And since it is written that the British Isles are permitted only one sunny day per week throughout August, I packed Ted dog in the front passenger seat footwell and headed for Dartmoor.
I was reminded of this when my camera took a photo of its own accord. I've no idea how it did this, but the result shows promise. (I'm pretty sure it's my head and not Ted's arse, though he is still moulting and shaggy-looking.)
It's a bit of a scramble down to Grenofen Bridge. Every now and then the path by the river peters out so you climb the muddy, stony bank to a higher alternative, only for the original, idyllic path to open up again about ten yards later.
There did seem to be a lot of downed trees.
... though there are also plenty of reminders of the river's industrial past, such as this revetment or retaining wall which supports the track into the old quarry.
West Down Mine Chimney. There were at least six mines here in the past. The most famous, probably on account of its name, is the Virtuous Lady Mine.
But the river always refocuses your attention as it tumbles over rocks and pools in hollows.
And all this to ourselves. Almost.
Eventually we reached a spot where the river runs tight around the base of a cliff. You can only follow it further by climbing a steep track and passing through a cleft in the rock ...
... and just like that, you're in the valley of the River Tavy and there are two rivers becoming one below you. This is Double Waters.
Sitting on a handy milestone, I remembered that 11 years ago the rock and the two valleys had reminded me of something from my childhood, but I hadn't been able to recall what it was. But having recently reread all of Mary O'Hara's stories about Ken McLoughlin and his horses in Wyoming, I knew this time: it was like that episode at the end of Thunderhead Part III where Ken dynamites the pass into the Valley of the Eagles so that Thunderhead and his mares can't escape from their place of safety.
I watched the two rivers for a while - the Tavy the stiller of the two, the Walkham fretting over rocks as it loses itself in its neighbour's waters.
Our return route was over Roborough Down. On the way I kept an eye out for wild boar, which were big news in the area ten years ago but seem to have gone deep undercover since.

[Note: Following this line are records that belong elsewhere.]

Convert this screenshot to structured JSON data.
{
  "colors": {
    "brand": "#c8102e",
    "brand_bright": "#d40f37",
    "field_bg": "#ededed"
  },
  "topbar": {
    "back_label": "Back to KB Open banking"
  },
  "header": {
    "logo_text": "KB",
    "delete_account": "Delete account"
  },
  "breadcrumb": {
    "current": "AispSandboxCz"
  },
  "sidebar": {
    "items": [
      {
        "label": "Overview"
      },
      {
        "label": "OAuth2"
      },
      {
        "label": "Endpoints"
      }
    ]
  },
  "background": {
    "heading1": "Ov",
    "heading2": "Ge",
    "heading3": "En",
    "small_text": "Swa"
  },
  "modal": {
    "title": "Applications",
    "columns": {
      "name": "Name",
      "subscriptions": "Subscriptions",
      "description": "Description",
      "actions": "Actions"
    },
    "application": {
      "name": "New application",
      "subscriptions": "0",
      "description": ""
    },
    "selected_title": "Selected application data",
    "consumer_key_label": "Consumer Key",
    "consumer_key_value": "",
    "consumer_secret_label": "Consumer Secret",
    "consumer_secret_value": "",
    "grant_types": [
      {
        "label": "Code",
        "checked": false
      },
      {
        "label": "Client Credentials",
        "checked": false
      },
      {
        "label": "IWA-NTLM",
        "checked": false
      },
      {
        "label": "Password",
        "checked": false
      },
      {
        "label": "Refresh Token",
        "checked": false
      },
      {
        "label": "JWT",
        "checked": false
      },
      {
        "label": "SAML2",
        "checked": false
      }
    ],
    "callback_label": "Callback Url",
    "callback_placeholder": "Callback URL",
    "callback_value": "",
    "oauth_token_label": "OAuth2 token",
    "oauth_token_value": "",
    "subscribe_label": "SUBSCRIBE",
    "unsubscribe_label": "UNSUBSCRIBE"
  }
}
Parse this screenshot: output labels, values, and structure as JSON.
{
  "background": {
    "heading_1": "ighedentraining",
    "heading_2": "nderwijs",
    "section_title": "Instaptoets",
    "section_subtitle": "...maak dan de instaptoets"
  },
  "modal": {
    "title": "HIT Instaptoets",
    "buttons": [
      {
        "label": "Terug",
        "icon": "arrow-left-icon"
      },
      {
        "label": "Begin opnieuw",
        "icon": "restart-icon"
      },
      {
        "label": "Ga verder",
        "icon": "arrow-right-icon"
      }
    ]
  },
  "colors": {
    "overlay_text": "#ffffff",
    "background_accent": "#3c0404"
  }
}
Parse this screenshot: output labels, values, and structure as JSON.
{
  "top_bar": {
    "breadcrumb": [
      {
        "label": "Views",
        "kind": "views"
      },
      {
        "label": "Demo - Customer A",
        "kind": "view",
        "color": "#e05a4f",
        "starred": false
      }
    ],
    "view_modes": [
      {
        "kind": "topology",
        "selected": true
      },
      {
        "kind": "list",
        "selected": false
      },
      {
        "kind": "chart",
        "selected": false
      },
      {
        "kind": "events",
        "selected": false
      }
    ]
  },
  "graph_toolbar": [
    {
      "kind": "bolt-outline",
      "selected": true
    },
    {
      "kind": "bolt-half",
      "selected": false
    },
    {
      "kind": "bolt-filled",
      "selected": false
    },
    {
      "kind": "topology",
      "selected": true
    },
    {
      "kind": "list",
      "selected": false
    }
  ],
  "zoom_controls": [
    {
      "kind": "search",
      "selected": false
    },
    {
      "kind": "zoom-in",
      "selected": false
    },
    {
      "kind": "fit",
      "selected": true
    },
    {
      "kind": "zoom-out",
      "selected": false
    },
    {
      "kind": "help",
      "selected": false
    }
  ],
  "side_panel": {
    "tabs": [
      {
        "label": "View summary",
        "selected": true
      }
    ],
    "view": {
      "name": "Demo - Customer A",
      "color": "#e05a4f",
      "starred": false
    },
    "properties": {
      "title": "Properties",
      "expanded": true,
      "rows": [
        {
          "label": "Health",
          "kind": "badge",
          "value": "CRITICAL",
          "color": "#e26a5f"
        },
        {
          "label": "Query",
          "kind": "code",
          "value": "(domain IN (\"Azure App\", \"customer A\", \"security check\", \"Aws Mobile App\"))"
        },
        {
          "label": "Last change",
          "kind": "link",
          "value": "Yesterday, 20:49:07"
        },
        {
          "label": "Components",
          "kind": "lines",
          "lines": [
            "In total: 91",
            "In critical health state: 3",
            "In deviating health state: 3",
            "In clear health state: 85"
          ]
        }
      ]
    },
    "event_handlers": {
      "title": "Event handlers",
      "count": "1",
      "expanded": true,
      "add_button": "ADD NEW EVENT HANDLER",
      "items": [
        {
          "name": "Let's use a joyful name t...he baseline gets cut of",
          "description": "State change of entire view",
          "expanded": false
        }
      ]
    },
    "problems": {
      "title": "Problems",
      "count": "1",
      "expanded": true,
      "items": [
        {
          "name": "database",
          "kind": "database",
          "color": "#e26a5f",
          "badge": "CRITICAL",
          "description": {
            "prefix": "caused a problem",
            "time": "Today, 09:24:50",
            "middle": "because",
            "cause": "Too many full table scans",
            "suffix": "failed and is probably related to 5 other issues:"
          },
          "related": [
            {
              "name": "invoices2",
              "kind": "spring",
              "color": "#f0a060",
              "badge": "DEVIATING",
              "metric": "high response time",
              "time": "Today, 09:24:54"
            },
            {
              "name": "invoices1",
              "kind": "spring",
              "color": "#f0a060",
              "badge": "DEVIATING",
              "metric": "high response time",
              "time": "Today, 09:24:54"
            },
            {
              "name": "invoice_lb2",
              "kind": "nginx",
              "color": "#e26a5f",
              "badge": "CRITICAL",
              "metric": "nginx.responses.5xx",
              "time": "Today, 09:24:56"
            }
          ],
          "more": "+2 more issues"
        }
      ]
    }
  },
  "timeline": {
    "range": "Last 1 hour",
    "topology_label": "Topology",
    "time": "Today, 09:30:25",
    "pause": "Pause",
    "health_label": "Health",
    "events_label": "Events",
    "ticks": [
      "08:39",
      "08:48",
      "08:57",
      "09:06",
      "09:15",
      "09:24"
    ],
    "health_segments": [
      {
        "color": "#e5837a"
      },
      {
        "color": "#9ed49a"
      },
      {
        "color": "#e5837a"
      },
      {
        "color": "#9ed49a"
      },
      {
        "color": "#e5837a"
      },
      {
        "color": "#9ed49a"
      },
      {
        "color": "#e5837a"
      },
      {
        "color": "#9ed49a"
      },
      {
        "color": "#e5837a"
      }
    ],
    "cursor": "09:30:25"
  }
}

Just about the only thing we saw, however, was a buzzard high overhead and something that scurried into our path and then departed as quickly and insubstantially as a blown leaf.
As we climbed out of the woods, that glorious ridge of tors to the north came into view: Cox Tor, Roos Tor, Great Staple Tor, Great Mis Tor, and King Tor. And I had an inkling then as to why Dartmoor started to mean so much to me during my childhood.
I don't think it was so much my father's annual road trip - from Haytor Rocks to Widecombe-in-the-Moor to Dartmeet to Princetown and finally Postbridge - as my imagination: reading about far grander landscapes I'd never have a realistic chance of seeing for myself, and finding an echo in my own, more modest wild place. Dartmoor, with its hills and its loneliness and its wild ponies, is my Never Summer Mountains, my Valley of the Eagles, my green grass. And if we're going to bring that bloody red pony into it, it's my own private California too.